Selon l’AFP, l’AIEA n’a pas toujours pas reçu de notification de l’Iran sur un arrêt des inspections et « personne n’aurait à y gagner », a déclaré lundi son directeur général.


L’agence de presse officielle (IRNA) a déclaré que 251 législateurs sur 290 de la chambre avaient voté favorablement, avant que plusieurs d’entre eux commencent à scander « Mort à l’Amérique ! » et « Mort à Israël ! ».


Le projet de loi donnerait trois mois aux pays européens pour alléger les sanctions contre le secteur pétrolier et gazier, majeurs à l’économie du pays et rétablir son accès au système bancaire international. Les États-Unis ont imposé des sanctions paralysantes à l’Iran après le retrait du président Donald Trump de l’accord nucléaire, affirme l’agence AP.


Le projet de loi obligerait les autorités à reprendre l’enrichissement de l’uranium à 20 %, ce qui est inférieur au seuil requis pour les armes nucléaires mais supérieur à celui requis pour les applications civiles. Elle mettrait également en service de nouvelles centrifugeuses dans les installations nucléaires de Natanz et sur le site souterrain de Fordo.


Le Parlement devrait organiser un autre vote pour adopter le projet de loi, qui devrait également être approuvé par le Conseil des Gardiens, (un organisme de surveillance de la Constitution).


« Le projet de loi qui a été déposé pour la première fois au Parlement en août, a pris un nouvel élan après l’assassinat de Mohsen Fakhrizadeh, qui dirigeait le programme. Il s’agirait selon Israël, d’une opération militaire visant à étudier la faisabilité de la construction d’une arme nucléaire. L’Agence Internationale de l’énergie atomique affirme que le programme a pris fin en 2003. Une évaluation approuvée par les agences de renseignements américaines dans un rapport de 2007 », rappelle la même source.

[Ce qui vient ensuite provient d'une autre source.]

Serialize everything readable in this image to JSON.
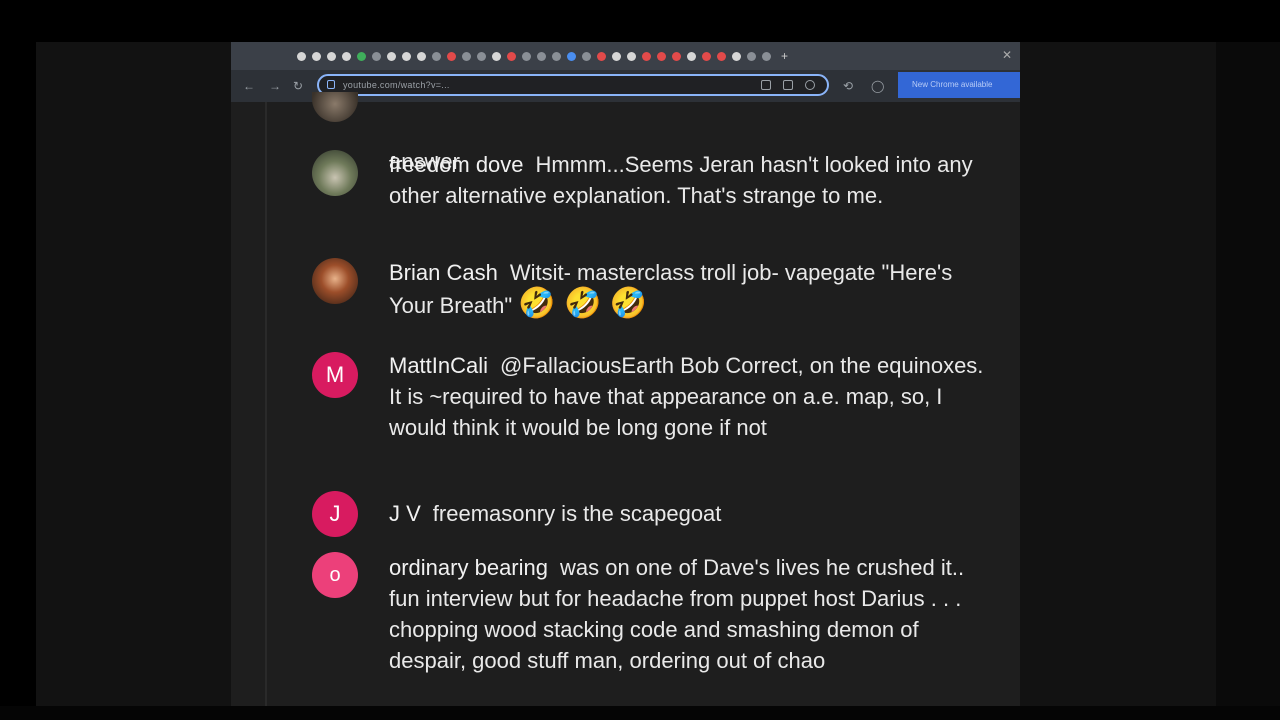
{
  "browser": {
    "url": "youtube.com/watch?v=...",
    "new_chrome_label": "New Chrome available"
  },
  "comments": [
    {
      "author": "",
      "avatar": "",
      "text": "answer"
    },
    {
      "author": "freedom dove",
      "avatar": "",
      "text": "Hmmm...Seems Jeran hasn't looked into any other alternative explanation. That's strange to me."
    },
    {
      "author": "Brian Cash",
      "avatar": "",
      "text": "Witsit- masterclass troll job- vapegate \"Here's Your Breath\"",
      "emoji": "🤣 🤣 🤣"
    },
    {
      "author": "MattInCali",
      "avatar": "M",
      "text": "@FallaciousEarth Bob Correct, on the equinoxes. It is ~required to have that appearance on a.e. map, so, I would think it would be long gone if not"
    },
    {
      "author": "J V",
      "avatar": "J",
      "text": "freemasonry is the scapegoat"
    },
    {
      "author": "ordinary bearing",
      "avatar": "o",
      "text": "was on one of Dave's lives he crushed it.. fun interview but for headache from puppet host Darius . . . chopping wood stacking code and smashing demon of despair, good stuff man, ordering out of chao"
    }
  ]
}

L’Iran a imputé le meurtre de Fakhrizadeh à Israël. Mais les responsables israéliens ont refusé tout commentaire. Certains responsables iraniens ont même suggéré que l’Agence Internationale de l’énergie atomique, qui inspecte régulièrement les installations nucléaires iraniennes ces dernières années dans le cadre de l’accord de 2015, pourrait avoir été une source de renseignements pour les auteurs du crime.

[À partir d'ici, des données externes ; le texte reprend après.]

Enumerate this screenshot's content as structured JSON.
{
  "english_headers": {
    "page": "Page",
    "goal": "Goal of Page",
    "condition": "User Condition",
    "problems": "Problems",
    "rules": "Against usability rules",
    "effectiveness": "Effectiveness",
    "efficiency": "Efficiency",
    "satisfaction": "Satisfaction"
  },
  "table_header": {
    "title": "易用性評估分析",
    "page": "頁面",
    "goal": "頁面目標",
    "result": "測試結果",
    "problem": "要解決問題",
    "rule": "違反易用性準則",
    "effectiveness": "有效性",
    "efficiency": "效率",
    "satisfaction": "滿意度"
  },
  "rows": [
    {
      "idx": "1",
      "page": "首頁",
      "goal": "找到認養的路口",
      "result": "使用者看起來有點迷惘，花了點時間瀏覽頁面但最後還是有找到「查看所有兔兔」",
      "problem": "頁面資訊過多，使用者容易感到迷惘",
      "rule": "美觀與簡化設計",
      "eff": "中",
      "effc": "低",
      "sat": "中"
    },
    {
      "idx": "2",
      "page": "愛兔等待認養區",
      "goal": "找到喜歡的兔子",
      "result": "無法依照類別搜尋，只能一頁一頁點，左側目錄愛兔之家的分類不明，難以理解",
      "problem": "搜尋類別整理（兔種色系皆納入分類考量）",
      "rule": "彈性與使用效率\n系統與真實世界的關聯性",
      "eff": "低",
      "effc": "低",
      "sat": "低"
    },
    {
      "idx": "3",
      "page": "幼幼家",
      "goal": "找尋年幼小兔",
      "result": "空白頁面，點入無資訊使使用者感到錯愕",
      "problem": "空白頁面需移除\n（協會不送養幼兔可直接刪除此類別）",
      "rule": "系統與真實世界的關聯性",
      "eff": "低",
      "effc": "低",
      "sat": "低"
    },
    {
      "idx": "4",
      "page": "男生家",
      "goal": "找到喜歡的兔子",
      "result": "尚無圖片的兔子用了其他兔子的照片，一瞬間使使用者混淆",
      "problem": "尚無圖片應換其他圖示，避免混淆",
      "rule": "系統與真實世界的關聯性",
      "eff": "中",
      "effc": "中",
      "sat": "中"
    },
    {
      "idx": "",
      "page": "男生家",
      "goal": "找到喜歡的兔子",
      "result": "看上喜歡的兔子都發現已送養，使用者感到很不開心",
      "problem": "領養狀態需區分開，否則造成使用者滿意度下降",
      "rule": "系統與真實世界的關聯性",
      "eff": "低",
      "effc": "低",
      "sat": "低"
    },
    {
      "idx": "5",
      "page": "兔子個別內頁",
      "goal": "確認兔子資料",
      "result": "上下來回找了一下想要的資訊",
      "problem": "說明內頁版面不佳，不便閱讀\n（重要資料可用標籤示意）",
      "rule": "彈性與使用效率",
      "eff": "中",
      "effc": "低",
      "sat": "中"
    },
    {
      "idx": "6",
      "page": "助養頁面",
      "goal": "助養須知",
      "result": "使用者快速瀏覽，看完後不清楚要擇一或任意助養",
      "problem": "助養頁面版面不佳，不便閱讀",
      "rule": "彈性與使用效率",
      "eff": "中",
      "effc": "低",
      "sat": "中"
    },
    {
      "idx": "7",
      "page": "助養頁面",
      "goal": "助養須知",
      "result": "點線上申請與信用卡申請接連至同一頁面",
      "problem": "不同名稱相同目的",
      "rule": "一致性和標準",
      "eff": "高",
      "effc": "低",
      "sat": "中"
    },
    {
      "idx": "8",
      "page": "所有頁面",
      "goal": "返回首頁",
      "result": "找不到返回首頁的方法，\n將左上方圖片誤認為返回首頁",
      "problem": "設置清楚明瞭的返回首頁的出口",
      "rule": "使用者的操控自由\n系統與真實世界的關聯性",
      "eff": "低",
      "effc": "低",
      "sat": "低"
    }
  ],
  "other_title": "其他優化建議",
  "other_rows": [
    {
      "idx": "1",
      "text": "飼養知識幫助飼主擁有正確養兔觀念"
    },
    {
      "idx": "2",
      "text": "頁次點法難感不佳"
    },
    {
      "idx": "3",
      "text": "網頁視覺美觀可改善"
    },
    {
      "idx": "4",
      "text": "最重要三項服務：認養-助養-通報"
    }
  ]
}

« L’Iran a commencé à dépasser publiquement les niveaux d’enrichissement de l’uranium fixés par l’accord nucléaire après le rétablissement des sanctions américaines. Il enrichit actuellement un stock croissant d’uranium jusqu’à 4,5 % de pureté. Mais cela reste toujours bien en dessous des niveaux de qualité des armes de 90 %. Toutefois, les experts préviennent que l’Iran a aujourd’hui assez d’uranium faiblement enrichi pour au moins deux bombes atomiques si tel était son projet », conclut AP.